O livro, aliás, rendeu o filme estonteante, O Imperador do Norte (1973), com Ernest Bornaigne e Lee Marvin – o primeiro, condutor do trem, está disposto a matar qualquer vagabundo que tente viajar clandestinamente em seu trem. Marvin, legendário errante, desafia que irá tentar a façanha e que sairá bem sucedido. Em A Estrada, o protagonista é um jovem andarilho – o próprio London – que viaja como passageiro clandestino em trens de carga em longas viagens, sem perspectivas, apenas em busca da próxima refeição, e relembra tipos que conheceu pelo caminho, ao mesmo tempo em narra suas próprias experiências e percepções. Ele acaba por fazer um guia para quem quer se aventurar dessa forma. “Exceto em caso de acidentes, um bom vagabundo, sendo jovem e ágil, pode viajar como um clandestino no trem, apesar de todos os esforços da tripulação para ‘expulsa-lo’ – considerando, é claro, que seja à noite”.

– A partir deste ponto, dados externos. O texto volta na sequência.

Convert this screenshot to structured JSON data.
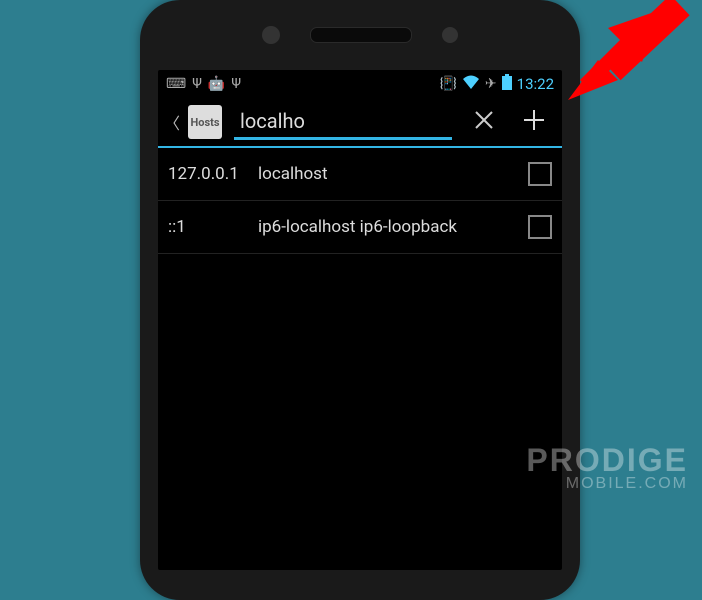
{
  "status_bar": {
    "time": "13:22",
    "left_icons": [
      "keyboard",
      "usb",
      "android",
      "usb"
    ],
    "right_icons": [
      "vibrate",
      "wifi",
      "airplane",
      "battery"
    ]
  },
  "app_bar": {
    "app_icon_label": "Hosts",
    "search_value": "localho"
  },
  "list": [
    {
      "ip": "127.0.0.1",
      "host": "localhost",
      "checked": false
    },
    {
      "ip": "::1",
      "host": "ip6-localhost ip6-loopback",
      "checked": false
    }
  ],
  "watermark": {
    "line1": "PRODIGE",
    "line2": "MOBILE.COM"
  }
}
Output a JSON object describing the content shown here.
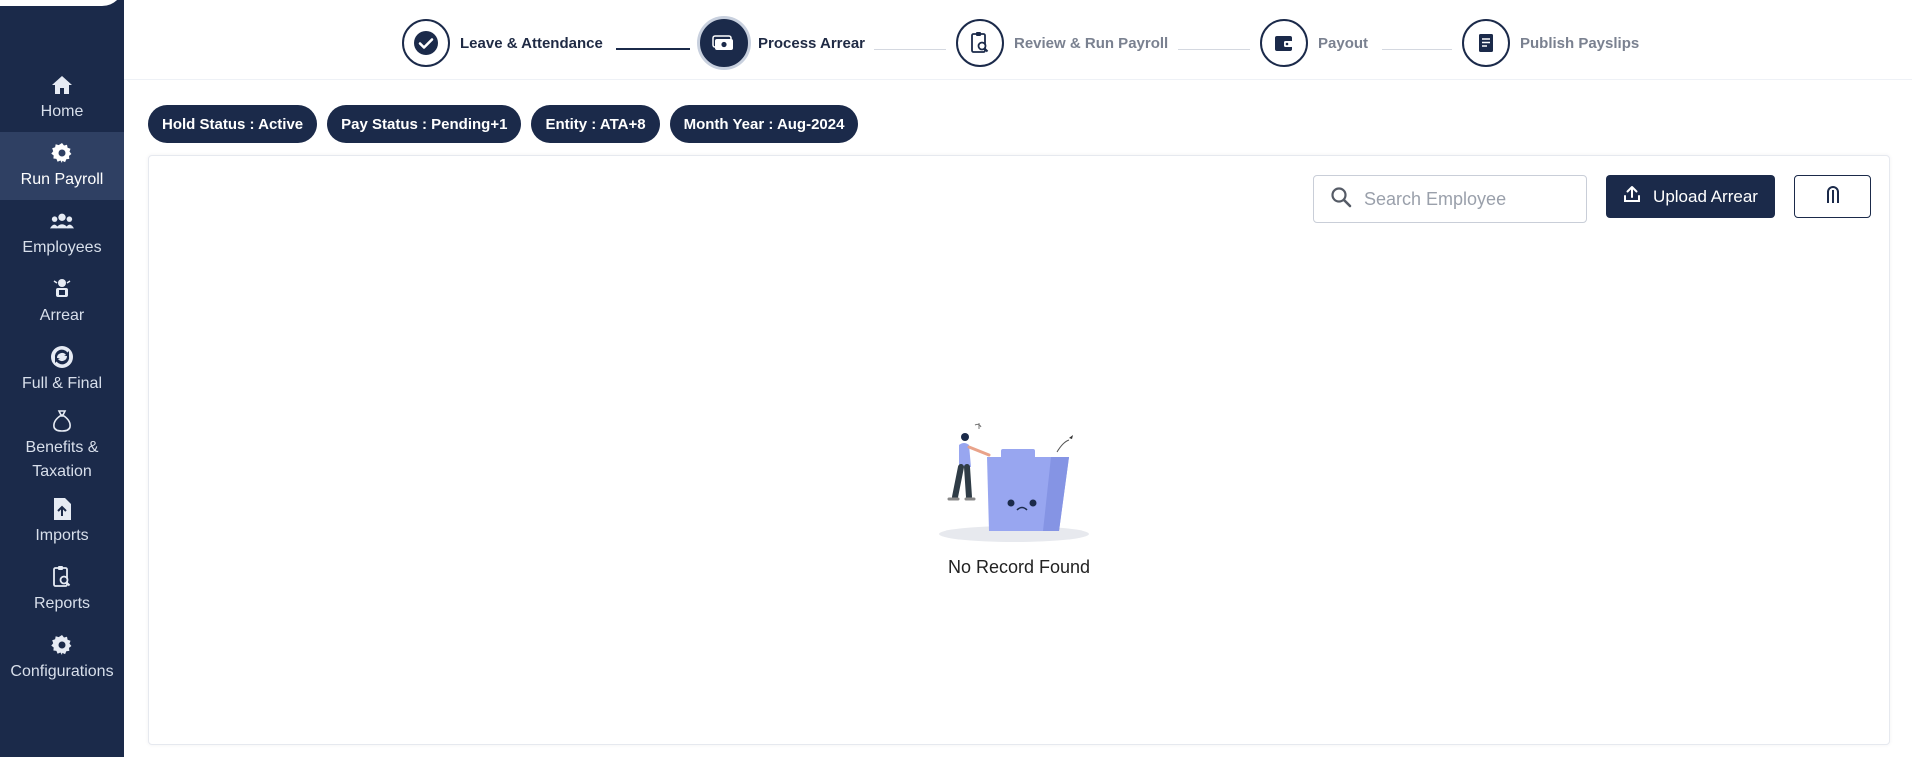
{
  "sidebar": {
    "items": [
      {
        "label": "Home",
        "icon": "home-icon"
      },
      {
        "label": "Run Payroll",
        "icon": "gear-icon",
        "active": true
      },
      {
        "label": "Employees",
        "icon": "users-icon"
      },
      {
        "label": "Arrear",
        "icon": "arrear-icon"
      },
      {
        "label": "Full & Final",
        "icon": "refresh-icon"
      },
      {
        "label": "Benefits & Taxation",
        "icon": "money-bag-icon"
      },
      {
        "label": "Imports",
        "icon": "file-upload-icon"
      },
      {
        "label": "Reports",
        "icon": "report-icon"
      },
      {
        "label": "Configurations",
        "icon": "settings-icon"
      }
    ]
  },
  "stepper": {
    "steps": [
      {
        "label": "Leave & Attendance",
        "state": "done",
        "icon": "check-icon"
      },
      {
        "label": "Process Arrear",
        "state": "current",
        "icon": "money-icon"
      },
      {
        "label": "Review & Run Payroll",
        "state": "pending",
        "icon": "clipboard-search-icon"
      },
      {
        "label": "Payout",
        "state": "pending",
        "icon": "wallet-icon"
      },
      {
        "label": "Publish Payslips",
        "state": "pending",
        "icon": "payslip-icon"
      }
    ]
  },
  "filters": [
    "Hold Status : Active",
    "Pay Status : Pending+1",
    "Entity : ATA+8",
    "Month Year : Aug-2024"
  ],
  "toolbar": {
    "search_placeholder": "Search Employee",
    "search_value": "",
    "upload_label": "Upload Arrear"
  },
  "empty_state": {
    "message": "No Record Found"
  },
  "colors": {
    "primary": "#1b2a4a",
    "illustration": "#98a6f0"
  }
}
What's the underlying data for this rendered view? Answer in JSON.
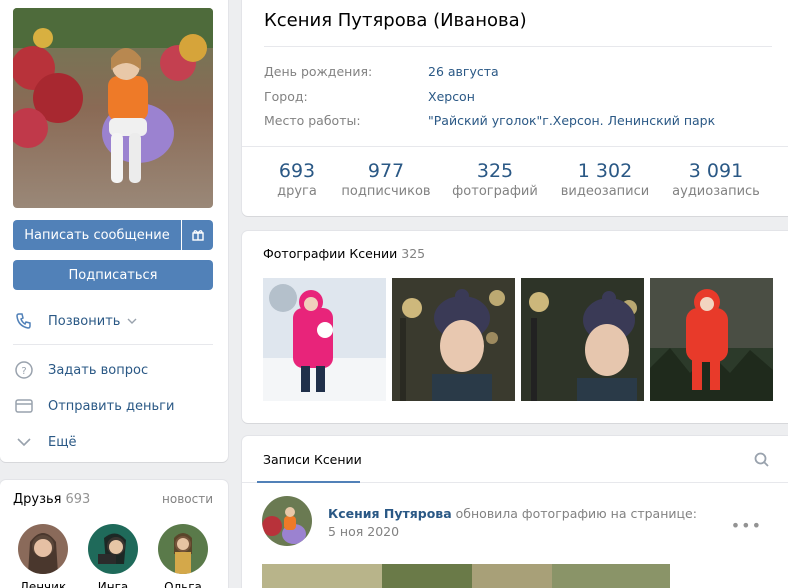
{
  "sidebar": {
    "message_button": "Написать сообщение",
    "subscribe_button": "Подписаться",
    "call": "Позвонить",
    "ask_question": "Задать вопрос",
    "send_money": "Отправить деньги",
    "more": "Ещё"
  },
  "friends": {
    "title": "Друзья",
    "count": "693",
    "news_link": "новости",
    "items": [
      {
        "name": "Ленчик"
      },
      {
        "name": "Инга"
      },
      {
        "name": "Ольга"
      }
    ]
  },
  "profile": {
    "name": "Ксения Путярова (Иванова)",
    "info": [
      {
        "label": "День рождения:",
        "value": "26 августа"
      },
      {
        "label": "Город:",
        "value": "Херсон"
      },
      {
        "label": "Место работы:",
        "value": "\"Райский уголок\"г.Херсон. Ленинский парк"
      }
    ],
    "counters": [
      {
        "num": "693",
        "label": "друга"
      },
      {
        "num": "977",
        "label": "подписчиков"
      },
      {
        "num": "325",
        "label": "фотографий"
      },
      {
        "num": "1 302",
        "label": "видеозаписи"
      },
      {
        "num": "3 091",
        "label": "аудиозапись"
      }
    ]
  },
  "photos": {
    "title": "Фотографии Ксении",
    "count": "325"
  },
  "wall": {
    "tab": "Записи Ксении",
    "post": {
      "author": "Ксения Путярова",
      "action": "обновила фотографию на странице:",
      "date": "5 ноя 2020",
      "more": "•••"
    }
  },
  "colors": {
    "accent": "#5181b8",
    "link": "#2a5885",
    "muted": "#828282",
    "background": "#edeef0"
  }
}
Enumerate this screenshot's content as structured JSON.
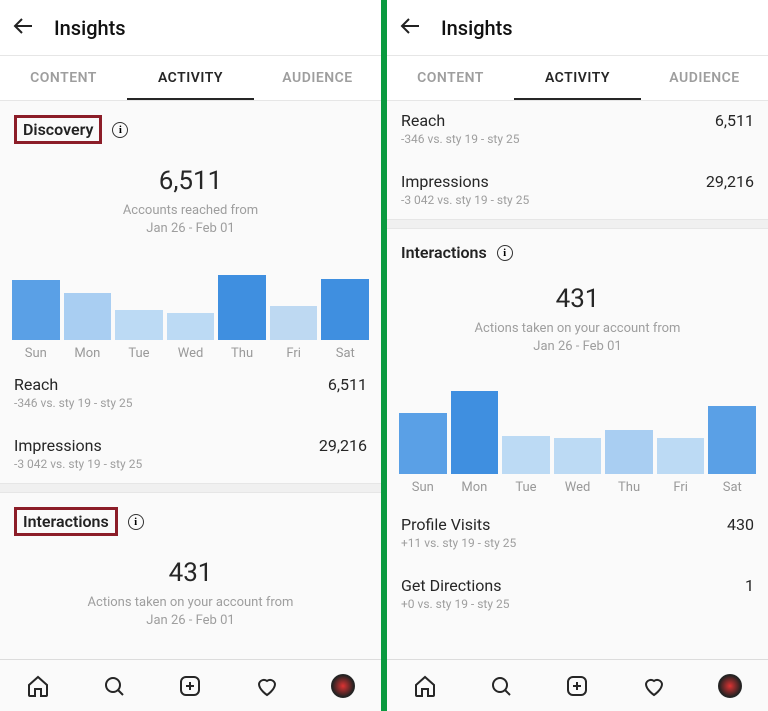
{
  "header": {
    "title": "Insights"
  },
  "tabs": {
    "content": "CONTENT",
    "activity": "ACTIVITY",
    "audience": "AUDIENCE"
  },
  "left": {
    "discovery": {
      "label": "Discovery",
      "value": "6,511",
      "desc1": "Accounts reached from",
      "desc2": "Jan 26 - Feb 01"
    },
    "reach": {
      "label": "Reach",
      "value": "6,511",
      "sub": "-346 vs. sty 19 - sty 25"
    },
    "impressions": {
      "label": "Impressions",
      "value": "29,216",
      "sub": "-3 042 vs. sty 19 - sty 25"
    },
    "interactions": {
      "label": "Interactions",
      "value": "431",
      "desc1": "Actions taken on your account from",
      "desc2": "Jan 26 - Feb 01"
    }
  },
  "right": {
    "reach": {
      "label": "Reach",
      "value": "6,511",
      "sub": "-346 vs. sty 19 - sty 25"
    },
    "impressions": {
      "label": "Impressions",
      "value": "29,216",
      "sub": "-3 042 vs. sty 19 - sty 25"
    },
    "interactions": {
      "label": "Interactions",
      "value": "431",
      "desc1": "Actions taken on your account from",
      "desc2": "Jan 26 - Feb 01"
    },
    "profile": {
      "label": "Profile Visits",
      "value": "430",
      "sub": "+11 vs. sty 19 - sty 25"
    },
    "directions": {
      "label": "Get Directions",
      "value": "1",
      "sub": "+0 vs. sty 19 - sty 25"
    }
  },
  "days": [
    "Sun",
    "Mon",
    "Tue",
    "Wed",
    "Thu",
    "Fri",
    "Sat"
  ],
  "chart_data": [
    {
      "type": "bar",
      "title": "Accounts reached from Jan 26 - Feb 01 (Discovery)",
      "xlabel": "",
      "ylabel": "",
      "categories": [
        "Sun",
        "Mon",
        "Tue",
        "Wed",
        "Thu",
        "Fri",
        "Sat"
      ],
      "values": [
        1200,
        950,
        600,
        550,
        1300,
        680,
        1231
      ],
      "colors": [
        "#5aa0e6",
        "#a9cef2",
        "#bcdaf4",
        "#bcdaf4",
        "#3f8fe0",
        "#bed9f2",
        "#3f8fe0"
      ],
      "ylim": [
        0,
        1400
      ]
    },
    {
      "type": "bar",
      "title": "Actions taken on your account from Jan 26 - Feb 01 (Interactions)",
      "xlabel": "",
      "ylabel": "",
      "categories": [
        "Sun",
        "Mon",
        "Tue",
        "Wed",
        "Thu",
        "Fri",
        "Sat"
      ],
      "values": [
        72,
        98,
        45,
        42,
        52,
        42,
        80
      ],
      "colors": [
        "#5aa0e6",
        "#3f8fe0",
        "#bcdaf4",
        "#bcdaf4",
        "#a9cef2",
        "#bcdaf4",
        "#5aa0e6"
      ],
      "ylim": [
        0,
        100
      ]
    }
  ]
}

London retrata os EUA devastados pela crise econômica recessiva de 1894, hoje tão pouco lembrada – na verdade, totalmente esquecida –, assolados pelo desemprego e habitados por hordas de famintos que perambulavam por ruas, estradas e cidades. O período ficou conhecido como a Primeira Grande Depressão e deixou um sexto dos trabalhadores sem ocupação e um bom número em subempregos. A ponto de uma marcha, organizada pelo “General Coxey”, reunir dois mil famintos para cobrar medidas emergenciais do governo, em Washington. O autor se juntou aos hobos, como eram conhecidos os desocupados que vagavam pelas cidades, e tomou a estrada, sem ter um destino certo, a se somar ao exército dos miseráveis que andavam como zumbis, famintos e imundos.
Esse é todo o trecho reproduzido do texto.